米Googleの書籍全文検索サービス「Google Books」が著作権侵害にあたるとして、米国作家協会Authors Guildや著作者らが同社を提訴していた裁判で、米第2巡回区連邦控訴裁判所は現地時間2015年10月16日、米ニューヨーク州南地区連邦地方裁判所の判断を支持し、原告側の主張を退けた。

 Authors Guildは、「『フェアユース』を誤って解釈した地裁の裁決を覆さなかった控訴裁の判断に失望している」との声明を同日発表。米最高裁判所に上訴する意向を明らかにした。
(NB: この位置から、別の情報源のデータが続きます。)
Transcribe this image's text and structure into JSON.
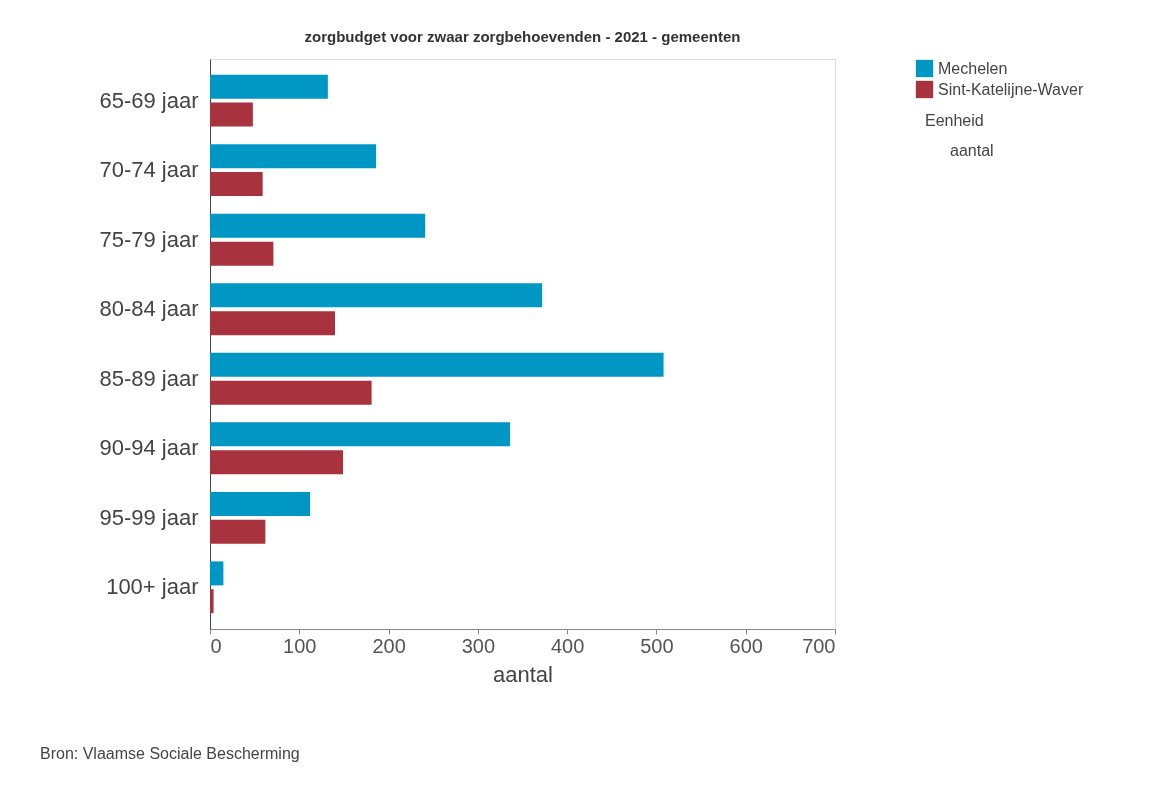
{
  "chart_data": {
    "type": "bar",
    "orientation": "horizontal",
    "title": "zorgbudget voor zwaar zorgbehoevenden - 2021 - gemeenten",
    "xlabel": "aantal",
    "categories": [
      "65-69 jaar",
      "70-74 jaar",
      "75-79 jaar",
      "80-84 jaar",
      "85-89 jaar",
      "90-94 jaar",
      "95-99 jaar",
      "100+ jaar"
    ],
    "series": [
      {
        "name": "Mechelen",
        "color": "#0097c4",
        "values": [
          132,
          186,
          241,
          372,
          508,
          336,
          112,
          15
        ]
      },
      {
        "name": "Sint-Katelijne-Waver",
        "color": "#a8323e",
        "values": [
          48,
          59,
          71,
          140,
          181,
          149,
          62,
          4
        ]
      }
    ],
    "xlim": [
      0,
      700
    ],
    "xticks": [
      0,
      100,
      200,
      300,
      400,
      500,
      600,
      700
    ],
    "grid": false,
    "legend": "top right",
    "annotations": [
      "Eenheid",
      "aantal",
      "Bron: Vlaamse Sociale Bescherming"
    ]
  }
}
 Google Booksは、公共図書館や大学図書館の蔵書をデジタル化し、インターネットで検索・閲覧可能にしたサービス。Authors Guildや出版業界は2005年に、Google Books(当時の名称は「Google Book Search」)が著作権侵害に当たるとして同社を提訴。2008年にGoogleが一定の金額を払うことなどで和解に合意したものの、2011年に地裁が和解の承認を拒否。訴訟は振り出しに戻り、2013年11月に地裁は「Google Booksはフェアユースの範囲」とするGoogleの主張を認める判断を下した(関連記事:「Google Books」を巡る係争でGoogleが勝利、フェアユースの主張が認められる)。原告側はこれを不服として控訴していた。

 今回控訴裁は、Google Booksでの検索は全文が対象であるものの、検索の結果閲覧できるのは書籍の一部に限られ、すべての内容を参照する手段は提供していないことなどから、「フェアユースを侵害しておらず、著作権法に違反しない」と結論付けた。